Bossier City is crafting an ordinance to regulate food trucks in the city. “We would like to see a set of reasonable regulations that address time constraints, allowable geographic locations, and proximity rules, as well as a streamlined permitting process,” said Carlotta Askew-Brown, assistant director for the Bossier City-Parish Metropolitan Planning Commission.
The MPC decided to craft an ordinance after a recent influx of requests from mobile food vendors for both permanent and temporary use approvals, with no real way to regulate them.
“With the rapid expansion of the mobile vending scene, there is an increased demand for limited space which could produce unwanted congestion, parking wars, and animosity with competing brick and mortar stakeholders as well as public health, safety and welfare,” Askew-Brown explained.

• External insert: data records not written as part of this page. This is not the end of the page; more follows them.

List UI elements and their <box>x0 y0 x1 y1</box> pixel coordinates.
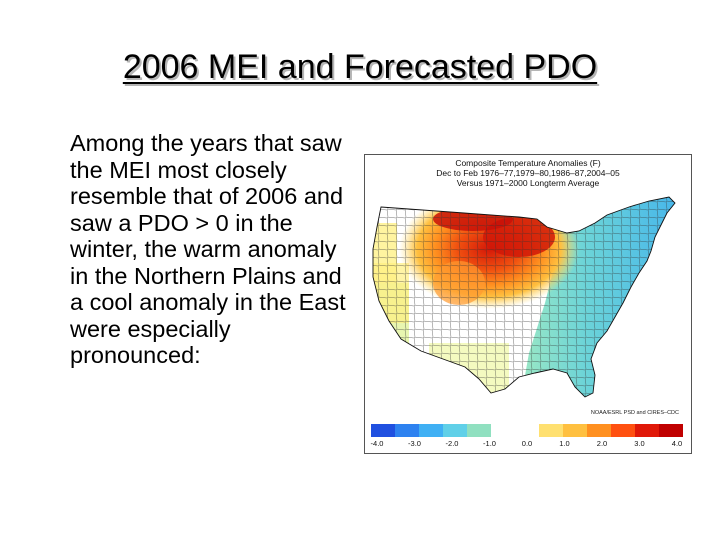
color-scale-swatch <box>443 424 467 437</box>
color-scale-tick-label: -3.0 <box>408 439 421 448</box>
color-scale-swatch <box>515 424 539 437</box>
map-credit: NOAA/ESRL PSD and CIRES–CDC <box>590 410 679 416</box>
color-scale-tick-label: 1.0 <box>559 439 570 448</box>
slide-body-text: Among the years that saw the MEI most cl… <box>70 130 346 368</box>
color-scale-tick-label: 4.0 <box>671 439 683 448</box>
map-title-line-2: Dec to Feb 1976–77,1979–80,1986–87,2004–… <box>436 168 620 178</box>
color-scale-tick-label: 2.0 <box>596 439 608 448</box>
color-scale-swatch <box>491 424 515 437</box>
map-title-line-1: Composite Temperature Anomalies (F) <box>455 158 601 168</box>
color-scale-tick-label: -4.0 <box>370 439 384 448</box>
color-scale-tick-label: 3.0 <box>634 439 645 448</box>
color-scale-swatch <box>611 424 635 437</box>
color-scale-swatch <box>587 424 611 437</box>
color-scale-swatch <box>659 424 683 437</box>
us-anomaly-map <box>372 196 676 398</box>
temperature-anomaly-map: Composite Temperature Anomalies (F) Dec … <box>364 154 692 454</box>
color-scale-swatch <box>635 424 659 437</box>
color-scale-bar <box>371 424 683 437</box>
color-scale-swatch <box>395 424 419 437</box>
color-scale-swatch <box>539 424 563 437</box>
color-scale-tick-label: -1.0 <box>483 439 496 448</box>
map-title: Composite Temperature Anomalies (F) Dec … <box>365 158 691 188</box>
color-scale-tick-label: -2.0 <box>445 439 459 448</box>
color-scale-tick-label: 0.0 <box>521 439 533 448</box>
color-scale-swatch <box>419 424 443 437</box>
color-scale-swatch <box>563 424 587 437</box>
slide-title: 2006 MEI and Forecasted PDO <box>122 48 598 86</box>
map-title-line-3: Versus 1971–2000 Longterm Average <box>456 178 600 188</box>
color-scale-swatch <box>467 424 491 437</box>
color-scale-swatch <box>371 424 395 437</box>
color-scale-ticks: -4.0 -3.0 -2.0 -1.0 0.0 1.0 2.0 3.0 4.0 <box>371 439 683 449</box>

She went on to note that mobile vending has the capability of rejuvenating underutilized public spaces and an ordinance would allow mobile vendors to operate “while protecting the public health, safety and welfare of the citizens of Bossier.”
The MPC has not received any complaints or public reaction at this point.
It will eventually have a public hearing to gather input from residents, businesses and mobile food vendors to discuss ideas and best practices researched from other communities.
The ordinance is about 50 percent complete and something concrete is expected to go before the MPC for approval in roughly three months. The city has also placed a moratorium on permanent food truck requests until the MPC can solidify the ordinance.
MPC Director Sam Marsiglia told the council at its regular July 17 meeting that the office had been “inundated” with requests to locate permanently in commercial parking lots all year long. “We’re not talking about seasonal things like snow cones, fireworks, or produce,” said Marsiglia.
City Attorney Jimmy Hall said the term “food truck” is being used loosely. “A lot of these are trailers used to [haul horses] and converted to stand in the middle of the Home Depot parking lot. It’s not what you’d see in bigger cities with mobile vehicles with a full kitchen,” said Hall.
Vendors need a certificate of occupancy and vendor’s licenses to locate on commercial property. This can be issued up to 10 days, anything longer goes before MPC for approval.